Добавить в цитаты Настройки чтения

Страница 25 из 44

Теперь — о Кюхле. Хорошо помню, как Сальери — Симонов слушает экспромт Моцарта. Большой, сильный, он сидит, забившись в угол дивана, будто окаменев. Сидит, втиснутый туда волной звуков, которые не дают ни сдвинуться с места, ни свободно вздохнуть. Моцарт восхищает его. «Ты, Моцарт, бог, и сам того не знаешь. Я знаю, я.» Ты не знаешь, но можешь. Я знаю — и не могу. Это плохое восхищение. Оно подавляет и повергает в отчаяние. Но кадр: Кюхля, слушающий чтение «Горе от ума», — тоже невозможно забыть. Длинный нос, большое приглуховатое ухо, оттопыренное рукою, чтобы лучше слышать, выкаченный огромный глаз, и восторженный, и внимательный, и придирчивый одновременно — все существо устремлено к Грибоедову, в Грибоедова! И все забавное, нескладное, что есть в этой исступленно-внимательной физиономии, приобретает вдруг иной, важный и истинный смысл. Здесь Кюхля — творец, здесь он художник более, чем в своих стихах, здесь он велик. Этот кадр — образ Кюхли в самом общем и высшем выражении: человек, творческое начало которого растворяется, реализуется в неистовой любви к искусству, этому творению человека, к самому человеку, к людям — реализуется настолько интенсивно, как это недоступно Кюхле-поэту.

Да, Кюхля Юрского — Сальери, но лишь тот Сальери, который произносит: «Ах, Моцарт, Моцарт! Когда же мне не до тебя! Садись, я слушаю». Только такой Сальери. И это есть личность Кюхли. И именно потому он — поэт.

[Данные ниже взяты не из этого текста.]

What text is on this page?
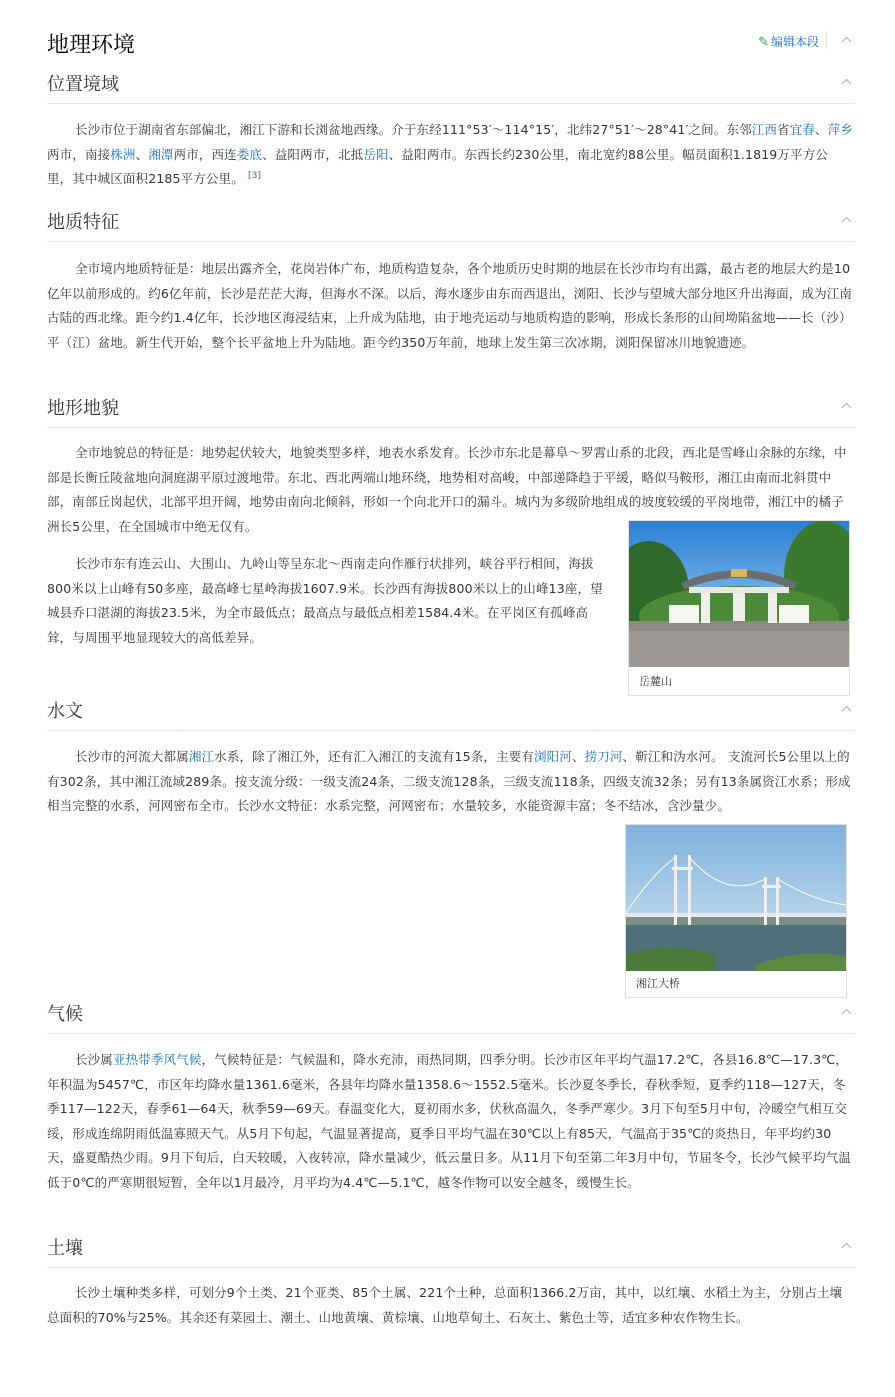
地理环境	✎ 编辑本段
位置境域

长沙市位于湖南省东部偏北，湘江下游和长浏盆地西缘。介于东经111°53′～114°15′，北纬27°51′～28°41′之间。东邻江西省宜春、萍乡两市，南接株洲、湘潭两市，西连娄底、益阳两市，北抵岳阳、益阳两市。东西长约230公里，南北宽约88公里。幅员面积1.1819万平方公里，其中城区面积2185平方公里。 [3]

地质特征

全市境内地质特征是：地层出露齐全，花岗岩体广布，地质构造复杂，各个地质历史时期的地层在长沙市均有出露，最古老的地层大约是10亿年以前形成的。约6亿年前，长沙是茫茫大海，但海水不深。以后，海水逐步由东而西退出，浏阳、长沙与望城大部分地区升出海面，成为江南古陆的西北缘。距今约1.4亿年，长沙地区海浸结束，上升成为陆地，由于地壳运动与地质构造的影响，形成长条形的山间坳陷盆地——长（沙）平（江）盆地。新生代开始，整个长平盆地上升为陆地。距今约350万年前，地球上发生第三次冰期，浏阳保留冰川地貌遗迹。

地形地貌

全市地貌总的特征是：地势起伏较大，地貌类型多样，地表水系发育。长沙市东北是幕阜～罗霄山系的北段，西北是雪峰山余脉的东缘，中部是长衡丘陵盆地向洞庭湖平原过渡地带。东北、西北两端山地环绕，地势相对高峻，中部递降趋于平缓，略似马鞍形，湘江由南而北斜贯中部，南部丘岗起伏，北部平坦开阔，地势由南向北倾斜，形如一个向北开口的漏斗。城内为多级阶地组成的坡度较缓的平岗地带，湘江中的橘子洲长5公里，在全国城市中绝无仅有。

长沙市东有连云山、大围山、九岭山等呈东北～西南走向作雁行状排列，峡谷平行相间，海拔800米以上山峰有50多座，最高峰七星岭海拔1607.9米。长沙西有海拔800米以上的山峰13座，望城县乔口湛湖的海拔23.5米，为全市最低点；最高点与最低点相差1584.4米。在平岗区有孤峰高耸，与周围平地显现较大的高低差异。

岳麓山
水文

长沙市的河流大都属湘江水系，除了湘江外，还有汇入湘江的支流有15条，主要有浏阳河、捞刀河、靳江和沩水河。 支流河长5公里以上的有302条，其中湘江流域289条。按支流分级：一级支流24条，二级支流128条，三级支流118条，四级支流32条；另有13条属资江水系；形成相当完整的水系，河网密布全市。长沙水文特征：水系完整，河网密布；水量较多，水能资源丰富；冬不结冰，含沙量少。

湘江大桥
气候

长沙属亚热带季风气候，气候特征是：气候温和，降水充沛，雨热同期，四季分明。长沙市区年平均气温17.2℃，各县16.8℃—17.3℃，年积温为5457℃，市区年均降水量1361.6毫米，各县年均降水量1358.6～1552.5毫米。长沙夏冬季长，春秋季短，夏季约118—127天，冬季117—122天，春季61—64天，秋季59—69天。春温变化大，夏初雨水多，伏秋高温久，冬季严寒少。3月下旬至5月中旬，冷暖空气相互交绥，形成连绵阴雨低温寡照天气。从5月下旬起，气温显著提高，夏季日平均气温在30℃以上有85天，气温高于35℃的炎热日，年平均约30天，盛夏酷热少雨。9月下旬后，白天较暖，入夜转凉，降水量减少，低云量日多。从11月下旬至第二年3月中旬，节届冬令，长沙气候平均气温低于0℃的严寒期很短暂，全年以1月最冷，月平均为4.4℃—5.1℃，越冬作物可以安全越冬，缓慢生长。

土壤

长沙土壤种类多样，可划分9个土类、21个亚类、85个土属、221个土种，总面积1366.2万亩，其中，以红壤、水稻土为主，分别占土壤总面积的70%与25%。其余还有菜园土、潮土、山地黄壤、黄棕壤、山地草甸土、石灰土、紫色土等，适宜多种农作物生长。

Посредственность — это неумение и нежелание преодолеть свою ограниченность, постигнуть то, что вне привычных понятий. Личность жива лишь, когда она стремится выйти за пределы привычного, «своего», жить, по выражению Блока, «вне себя». Посредственность «сальеристская» во много раз страшнее творческой ординарности. По сравнению с Сальери, Кюхля — Моцарт, даже если бы в творческом отношении он был вдвое ординарнее Сальери. Сальери принципиально одинок, горделиво одинок — он отверг не только то, что «на земле», но и то, что «выше»: ни здесь, ни там нет «правды», которая бы его устроила. Кюхля тоже одинок — это подчеркивается всем строем спектакля: если Юрский и не в отдалении от других (как, например, в сцене «семейного совета»), то почти везде он какой-то «отдельный» всем своим обликом и поведением. Кюхля страдает, когда ему надо «наладить контакт» с чем-то или кем-то вовне (Пушкин, Грибоедов и другие близкие люди здесь в счет не идут), ибо он уже привык к репутации чудака. Почти мучительно смотреть, как он, выйдя ночью «поднимать», «агитировать» встречных солдат, пытается «пристроиться» к первому попавшемуся служивому и робко, стесняясь, еле слушающимся языком, но, ощущая всю меру ответственности за порученное дело, начинает заговаривать с незнакомым человеком: «Куда, голубчик, идешь?.. Как живется?..» Но эта «отдельность», эта замкнутость совсем иного рода, чем горделиво-трагическое одиночество Сальери; у Кюхли она как цветок, готовый раскрыться навстречу первому же лучу солнца. В этом угрюмоватом и странном юноше живут нежность и жажда нежности, которые потрясающе точно выражены Тыняновым в описании ночи перед восстанием: «Рылеев проходит мимо Вильгельма, который, ничего не видя вокруг себя, держит за руку Сашу Одоевского и, мимоходом, тихонько касается его руки. Вильгельм мгновенно содрогается от этой ласки». Есть в спектакле параллель этим строкам. После чтения «Горя от ума» — скупая деталь: рука Кюхли, тихонько поглаживающая руку Грибоедова. Юрский делает это незаметно, тоже как бы мимоходом…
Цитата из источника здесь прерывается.